I logged a bug and posted a fix to the DMZS-sa-learn.pl script

my $imap = Mail::IMAPClient->new(
Server => ‘foo.com:143’,
User => ‘spamtrainer’,
Password => ‘longpassword’,
Debug => ‘1’,
#ezs edits
Timeout => ‘5’,
Buffer => ‘65536’,
);

Spam training is working perfectly now – Copfilter is eating its way through 3600 spam and about 6000 ham (non spam) messages.

Collanos

A colleague from Novell moved to Collanos – I looked at their products – and it’s interesting.

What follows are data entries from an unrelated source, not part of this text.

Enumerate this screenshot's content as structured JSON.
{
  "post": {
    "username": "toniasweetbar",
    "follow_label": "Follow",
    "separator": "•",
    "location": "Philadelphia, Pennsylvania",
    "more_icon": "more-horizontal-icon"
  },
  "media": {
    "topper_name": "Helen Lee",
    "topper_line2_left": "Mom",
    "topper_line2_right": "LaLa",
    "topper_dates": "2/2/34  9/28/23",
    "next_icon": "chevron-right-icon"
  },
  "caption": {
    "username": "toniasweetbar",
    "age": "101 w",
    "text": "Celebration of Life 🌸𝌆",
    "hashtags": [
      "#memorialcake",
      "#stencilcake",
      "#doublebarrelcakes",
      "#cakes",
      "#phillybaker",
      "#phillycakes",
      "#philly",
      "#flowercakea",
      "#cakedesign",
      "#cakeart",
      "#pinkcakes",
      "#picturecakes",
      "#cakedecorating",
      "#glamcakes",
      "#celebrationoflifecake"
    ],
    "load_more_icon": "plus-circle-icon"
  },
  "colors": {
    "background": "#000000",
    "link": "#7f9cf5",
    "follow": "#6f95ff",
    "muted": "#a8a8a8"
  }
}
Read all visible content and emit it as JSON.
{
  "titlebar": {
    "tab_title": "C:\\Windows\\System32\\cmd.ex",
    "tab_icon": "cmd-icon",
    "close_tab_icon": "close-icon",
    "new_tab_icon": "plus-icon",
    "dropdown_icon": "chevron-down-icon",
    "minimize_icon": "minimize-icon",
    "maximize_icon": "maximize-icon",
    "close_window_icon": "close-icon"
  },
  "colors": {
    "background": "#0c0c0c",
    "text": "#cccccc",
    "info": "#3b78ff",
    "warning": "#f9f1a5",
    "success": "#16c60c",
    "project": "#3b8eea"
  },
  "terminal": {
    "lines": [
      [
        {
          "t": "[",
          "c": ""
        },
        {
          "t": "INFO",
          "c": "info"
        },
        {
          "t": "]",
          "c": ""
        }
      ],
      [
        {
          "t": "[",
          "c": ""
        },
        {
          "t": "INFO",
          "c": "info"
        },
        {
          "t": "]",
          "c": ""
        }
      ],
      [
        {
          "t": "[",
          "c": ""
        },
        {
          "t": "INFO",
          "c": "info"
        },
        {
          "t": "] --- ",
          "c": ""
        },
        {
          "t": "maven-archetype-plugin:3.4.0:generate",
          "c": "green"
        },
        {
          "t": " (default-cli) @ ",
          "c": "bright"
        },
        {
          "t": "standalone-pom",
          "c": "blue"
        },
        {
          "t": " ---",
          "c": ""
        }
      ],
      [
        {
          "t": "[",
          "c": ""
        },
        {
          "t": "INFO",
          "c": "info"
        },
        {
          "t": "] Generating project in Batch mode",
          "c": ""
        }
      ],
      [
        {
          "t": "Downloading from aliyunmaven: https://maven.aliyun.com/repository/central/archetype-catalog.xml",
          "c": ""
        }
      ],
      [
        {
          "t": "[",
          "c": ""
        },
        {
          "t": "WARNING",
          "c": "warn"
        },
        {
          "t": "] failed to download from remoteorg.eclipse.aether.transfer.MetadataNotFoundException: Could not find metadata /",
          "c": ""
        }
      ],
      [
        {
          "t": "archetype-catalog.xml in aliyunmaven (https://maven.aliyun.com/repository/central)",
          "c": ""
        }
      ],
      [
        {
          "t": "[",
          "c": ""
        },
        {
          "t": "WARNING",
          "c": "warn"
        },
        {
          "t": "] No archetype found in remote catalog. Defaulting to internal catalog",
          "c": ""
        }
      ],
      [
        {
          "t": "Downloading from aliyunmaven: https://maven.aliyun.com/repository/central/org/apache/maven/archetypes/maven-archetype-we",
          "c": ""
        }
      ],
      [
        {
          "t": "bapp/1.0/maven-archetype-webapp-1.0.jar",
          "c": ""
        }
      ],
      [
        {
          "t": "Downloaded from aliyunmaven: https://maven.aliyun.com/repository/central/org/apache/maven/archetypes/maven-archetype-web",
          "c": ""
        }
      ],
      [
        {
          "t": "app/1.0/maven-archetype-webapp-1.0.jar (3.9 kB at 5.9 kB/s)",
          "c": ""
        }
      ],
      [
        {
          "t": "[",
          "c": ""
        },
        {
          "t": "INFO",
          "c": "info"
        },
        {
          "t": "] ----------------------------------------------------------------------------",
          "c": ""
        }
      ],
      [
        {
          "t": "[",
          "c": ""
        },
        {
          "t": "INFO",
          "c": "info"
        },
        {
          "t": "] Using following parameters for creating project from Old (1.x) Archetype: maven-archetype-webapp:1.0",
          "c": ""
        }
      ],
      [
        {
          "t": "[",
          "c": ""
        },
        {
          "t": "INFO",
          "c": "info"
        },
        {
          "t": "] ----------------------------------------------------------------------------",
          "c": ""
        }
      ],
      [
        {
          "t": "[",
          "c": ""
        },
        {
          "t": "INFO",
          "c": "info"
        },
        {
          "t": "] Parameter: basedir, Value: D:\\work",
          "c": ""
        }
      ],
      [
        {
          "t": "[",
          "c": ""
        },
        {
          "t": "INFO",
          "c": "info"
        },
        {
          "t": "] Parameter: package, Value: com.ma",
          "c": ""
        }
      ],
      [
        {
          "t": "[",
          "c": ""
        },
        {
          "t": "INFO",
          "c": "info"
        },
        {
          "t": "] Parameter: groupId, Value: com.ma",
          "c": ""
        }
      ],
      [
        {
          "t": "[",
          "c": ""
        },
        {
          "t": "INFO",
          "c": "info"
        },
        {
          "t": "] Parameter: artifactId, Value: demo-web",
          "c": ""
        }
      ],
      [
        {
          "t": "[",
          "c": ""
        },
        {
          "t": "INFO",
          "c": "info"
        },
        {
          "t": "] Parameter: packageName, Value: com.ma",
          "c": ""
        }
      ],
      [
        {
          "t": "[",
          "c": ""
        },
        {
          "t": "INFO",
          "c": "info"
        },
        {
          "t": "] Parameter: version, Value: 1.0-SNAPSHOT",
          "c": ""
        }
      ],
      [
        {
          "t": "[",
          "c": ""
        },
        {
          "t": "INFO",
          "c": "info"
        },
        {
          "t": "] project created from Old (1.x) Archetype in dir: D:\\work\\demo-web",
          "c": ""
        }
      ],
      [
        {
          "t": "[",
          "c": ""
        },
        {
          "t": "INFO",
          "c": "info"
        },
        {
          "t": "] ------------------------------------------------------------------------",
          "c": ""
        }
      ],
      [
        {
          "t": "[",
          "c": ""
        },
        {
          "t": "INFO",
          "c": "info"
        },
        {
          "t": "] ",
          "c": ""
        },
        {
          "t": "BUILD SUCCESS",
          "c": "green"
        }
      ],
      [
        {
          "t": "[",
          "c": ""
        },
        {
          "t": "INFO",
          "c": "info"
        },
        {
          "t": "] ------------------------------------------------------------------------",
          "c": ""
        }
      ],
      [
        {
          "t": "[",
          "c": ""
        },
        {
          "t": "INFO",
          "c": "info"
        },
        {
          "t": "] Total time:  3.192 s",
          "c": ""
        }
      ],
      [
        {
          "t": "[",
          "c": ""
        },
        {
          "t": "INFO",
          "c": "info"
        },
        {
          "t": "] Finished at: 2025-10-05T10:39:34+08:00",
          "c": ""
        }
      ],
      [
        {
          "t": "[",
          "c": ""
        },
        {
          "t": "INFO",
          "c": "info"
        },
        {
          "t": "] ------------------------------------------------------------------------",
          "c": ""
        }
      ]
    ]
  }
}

The Collanos Workplace seems to fill several of my needs for working with my team:

– document sharing and management
– team task lists
– discussions
– cross platform

Most importantly – the model is peer-to-peer. That means that none of my ‘corporate data’ ever lives on someone elses server. That was one of the major downsides to using something like Backpack or Basecamp. (Cool – but kinda interesting from a risk and security angle).

By having this ‘built’ and in the web it also means I don’t have to build an internal server, manage it, keep it safe, back it up – and also use VPN to get data in and out of it.

Feedback soon. I’ve sent the team the data – we should be running in a couple of days.